DON RODORICO. A chi ho fatto pregiudizio io?

DON IGNAZIO. A me, a cui la rimasta sorella si convenia per piú legittime ragioni.

DON RODORICO. Per che ragioni?

DON IGNAZIO. Prima, avendo io ingiuriato Eufranone, a me tocca la sodisfazione togliendo io la rimasta sorella, ed egli allor sará reintegrato nel suo onore. Appresso, restando io offeso da' suoi inganni e vituperevoli frodi, a me tocca disacerbarmi il dolore con le nozze dell'altra sorella; ché niuna bastarebbe a farmi partir dal cuore la bellezza, onestá, maniere e tante maravigliose parti di Carizia, che sua sorella. Egli, che con tanta sceleratezza ha turbato il tutto, sará rimunerato; ed io verrò offeso, che ho operato bene. Né convien ad un occisor della sorella che divenghi marito dell'altra; e avendomi tolto la prima moglie, non è convenevole che mi toglia la seconda; e tante e tante altre raggioni, che se volessi dirle tutte non si verrebbe mai a capo.

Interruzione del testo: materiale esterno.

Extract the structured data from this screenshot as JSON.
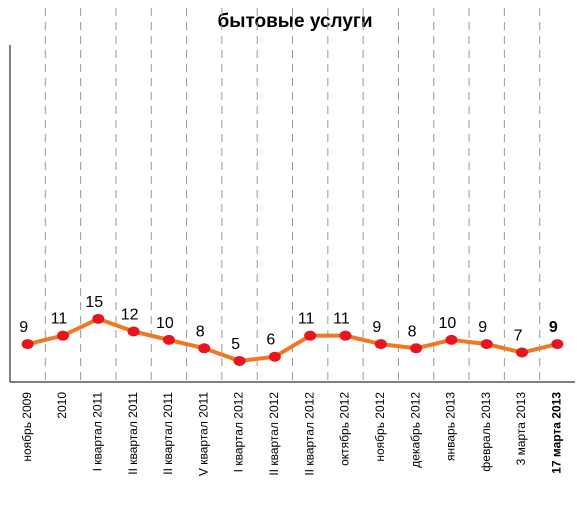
{
  "chart_data": {
    "type": "line",
    "title": "бытовые услуги",
    "categories": [
      "ноябрь 2009",
      "2010",
      "I квартал 2011",
      "II квартал 2011",
      "II квартал 2011",
      "V квартал 2011",
      "I квартал 2012",
      "II квартал 2012",
      "II квартал 2012",
      "октябрь 2012",
      "ноябрь 2012",
      "декабрь 2012",
      "январь 2013",
      "февраль 2013",
      "3 марта 2013",
      "17 марта 2013"
    ],
    "series": [
      {
        "name": "бытовые услуги",
        "color": "#f07820",
        "marker_color": "#e8141e",
        "values": [
          9,
          11,
          15,
          12,
          10,
          8,
          5,
          6,
          11,
          11,
          9,
          8,
          10,
          9,
          7,
          9
        ]
      }
    ],
    "ylim": [
      0,
      80
    ],
    "grid": true
  }
}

DON RODORICO. Caro figliuolo, non sapevo l'animo vostro: ho avuto pietá della sua vita come una imagine della vostra; e stimava che a questo vostro fratello, ancorché fusse vostra moglie, per compiacergli glie l'avessi concessa.

DON IGNAZIO. Il voler tôr a sé e dar ad altri mi par cosa fuor de' termini dell'onesto.

DON FLAMINIO. Ella è mia moglie; e non comporterò mi sia tolto quello con violenza che mi ho procacciato per l'affezion del mio zio e acquistato con ragioni dal padre e con la fede. Fatto il contratto, volete voi rompere le leggi del matrimonio?

DON IGNAZIO. Io non rompo le leggi del matrimonio, ma difendo le mie ragioni con un'altra legge. Ed io non patirò che un frettoloso decreto sia fatto con infame pregiudizio dell'onor mio; e ti conseglio che lasci tal impresa, perché verremo a cattivo termine insieme.

DON FLAMINIO. Pazzo è colui che accetta consigli dal suo nemico: e meco venghisi a qualsivoglia termine, ché con l'armi son per difendere quel che la mia sorte m'ha donato; e te lo giuro da quel che sono.

DON IGNAZIO. D'ingannatore e di traditore!